If you look at the patterns of the past 20 years, once the Fed started cutting interest rates, it used to cut really fast. Again, after the last rate hike, the rapid shift in posture and the expectation of an increase in asset prices... This was a big thing. If there's a sharp rise in asset prices, there's nothing to worry about. That's what pushes the recession back ... and continues to be the driving force behind consumption. Strong confidence appears in the economic players. But now that confidence seems to be being diluted a little bit. Even though Powell confirmed the previous day that it was almost the last phase of the rate hike, there was no sharp decline in long-term interest rates.

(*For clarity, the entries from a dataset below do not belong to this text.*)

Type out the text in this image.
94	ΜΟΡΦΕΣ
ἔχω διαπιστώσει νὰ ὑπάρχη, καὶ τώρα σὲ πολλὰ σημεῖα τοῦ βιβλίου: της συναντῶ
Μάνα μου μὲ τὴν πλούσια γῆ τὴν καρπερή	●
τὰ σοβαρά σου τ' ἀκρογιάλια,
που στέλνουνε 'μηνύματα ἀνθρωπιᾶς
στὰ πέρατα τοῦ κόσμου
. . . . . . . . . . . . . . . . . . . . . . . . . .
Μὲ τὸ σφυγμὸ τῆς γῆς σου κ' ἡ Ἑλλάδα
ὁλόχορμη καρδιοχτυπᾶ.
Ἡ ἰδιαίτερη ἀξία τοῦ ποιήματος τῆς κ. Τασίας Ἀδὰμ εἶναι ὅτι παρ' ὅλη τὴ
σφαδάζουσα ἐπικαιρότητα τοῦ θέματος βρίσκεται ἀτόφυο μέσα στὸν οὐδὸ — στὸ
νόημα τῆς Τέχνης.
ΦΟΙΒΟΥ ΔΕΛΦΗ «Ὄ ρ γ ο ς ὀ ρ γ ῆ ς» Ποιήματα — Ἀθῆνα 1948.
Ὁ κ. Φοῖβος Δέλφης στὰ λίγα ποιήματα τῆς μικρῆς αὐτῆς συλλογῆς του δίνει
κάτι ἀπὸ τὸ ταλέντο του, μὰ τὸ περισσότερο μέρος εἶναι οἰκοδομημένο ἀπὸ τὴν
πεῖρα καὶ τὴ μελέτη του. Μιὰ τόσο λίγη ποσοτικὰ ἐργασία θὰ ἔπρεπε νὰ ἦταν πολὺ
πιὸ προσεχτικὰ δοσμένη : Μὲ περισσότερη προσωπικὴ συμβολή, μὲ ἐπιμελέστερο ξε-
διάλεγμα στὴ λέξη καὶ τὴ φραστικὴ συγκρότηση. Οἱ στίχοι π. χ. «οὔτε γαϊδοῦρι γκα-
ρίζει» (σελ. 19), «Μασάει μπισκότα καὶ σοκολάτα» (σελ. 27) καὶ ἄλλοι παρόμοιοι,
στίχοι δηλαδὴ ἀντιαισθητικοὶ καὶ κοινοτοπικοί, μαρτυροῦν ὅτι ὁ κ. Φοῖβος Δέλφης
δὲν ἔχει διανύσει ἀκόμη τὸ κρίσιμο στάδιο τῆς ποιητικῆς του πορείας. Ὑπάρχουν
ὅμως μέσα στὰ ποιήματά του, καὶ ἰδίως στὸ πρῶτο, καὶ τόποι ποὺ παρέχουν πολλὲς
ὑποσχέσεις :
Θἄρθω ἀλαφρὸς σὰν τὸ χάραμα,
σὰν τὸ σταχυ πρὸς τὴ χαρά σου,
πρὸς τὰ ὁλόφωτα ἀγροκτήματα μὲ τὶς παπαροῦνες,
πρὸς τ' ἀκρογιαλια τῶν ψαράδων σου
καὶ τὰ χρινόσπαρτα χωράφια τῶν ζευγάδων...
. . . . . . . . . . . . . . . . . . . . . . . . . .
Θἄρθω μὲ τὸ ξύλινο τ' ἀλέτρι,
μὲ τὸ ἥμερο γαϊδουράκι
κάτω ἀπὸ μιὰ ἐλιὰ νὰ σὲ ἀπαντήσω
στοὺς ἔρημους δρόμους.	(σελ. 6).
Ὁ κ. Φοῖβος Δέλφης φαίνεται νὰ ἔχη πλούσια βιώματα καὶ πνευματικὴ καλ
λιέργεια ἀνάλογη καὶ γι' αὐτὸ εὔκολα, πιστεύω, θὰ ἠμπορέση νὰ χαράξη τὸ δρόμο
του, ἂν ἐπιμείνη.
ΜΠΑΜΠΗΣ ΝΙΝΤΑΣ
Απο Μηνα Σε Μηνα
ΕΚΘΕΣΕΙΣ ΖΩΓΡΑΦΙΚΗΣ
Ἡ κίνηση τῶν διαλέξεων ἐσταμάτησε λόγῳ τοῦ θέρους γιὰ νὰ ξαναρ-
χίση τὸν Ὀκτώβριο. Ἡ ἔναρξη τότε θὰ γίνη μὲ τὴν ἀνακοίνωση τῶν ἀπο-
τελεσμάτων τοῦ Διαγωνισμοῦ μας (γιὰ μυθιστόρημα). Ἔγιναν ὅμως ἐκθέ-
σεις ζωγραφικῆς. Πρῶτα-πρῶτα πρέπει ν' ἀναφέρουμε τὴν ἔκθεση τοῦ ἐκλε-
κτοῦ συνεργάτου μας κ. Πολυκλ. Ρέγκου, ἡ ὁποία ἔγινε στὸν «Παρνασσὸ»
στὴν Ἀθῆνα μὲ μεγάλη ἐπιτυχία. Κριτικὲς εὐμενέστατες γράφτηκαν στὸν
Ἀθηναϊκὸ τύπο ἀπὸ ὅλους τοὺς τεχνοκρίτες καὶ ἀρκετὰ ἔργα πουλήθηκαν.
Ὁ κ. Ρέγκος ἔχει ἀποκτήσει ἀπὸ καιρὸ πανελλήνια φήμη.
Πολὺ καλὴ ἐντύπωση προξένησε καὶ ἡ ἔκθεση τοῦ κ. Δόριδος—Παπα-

Long-term interest rates continue to push up despite comments from Fed hawks like Christopher Waller and Lori Logan, who used to be very welcoming to all these dovish comments, but now they're somewhat sympathetic to Higher for Longer, and the Fed's appeal is also weakening somewhat. And the Fed's dot plot, which is coming out in March, June, September, December, has been enough to make the market laugh, because it's not going to be able to raise it that way, because it's a bunch of puffers that no one else agrees with. And in June, the Fed was expecting a base rate of 4.6% at the end of next year, which is, oh my God, I'm going to lower it, but I'm wasting it again. And now the outlook for the end of next year is at 5.1%. And the Fed's futures market is expecting about 4.8%, and the gap between the Fed and the market, which used to be very large, is rapidly narrowing, as if the short- and long-term interest rate gap is narrowing. Yeah, the market is responding to the Fed, and it's kind of nervous on its own, even if the Fed throws a kind pigeon…
If you're very strict ... students won't let go of their tension even with a little smile. When the market believes in the Fed ... when it recognizes that there's a Fed that can keep inflation under control ... it destroys inflation expectations. So we can keep inflation under control. So we can expect better growth in a world where inflation is gone. Markets responding to the Fed. No. The market being dragged into the Fed seems to be the heart of today's essay. We'll say hello to you in a weekend essay. Thank you.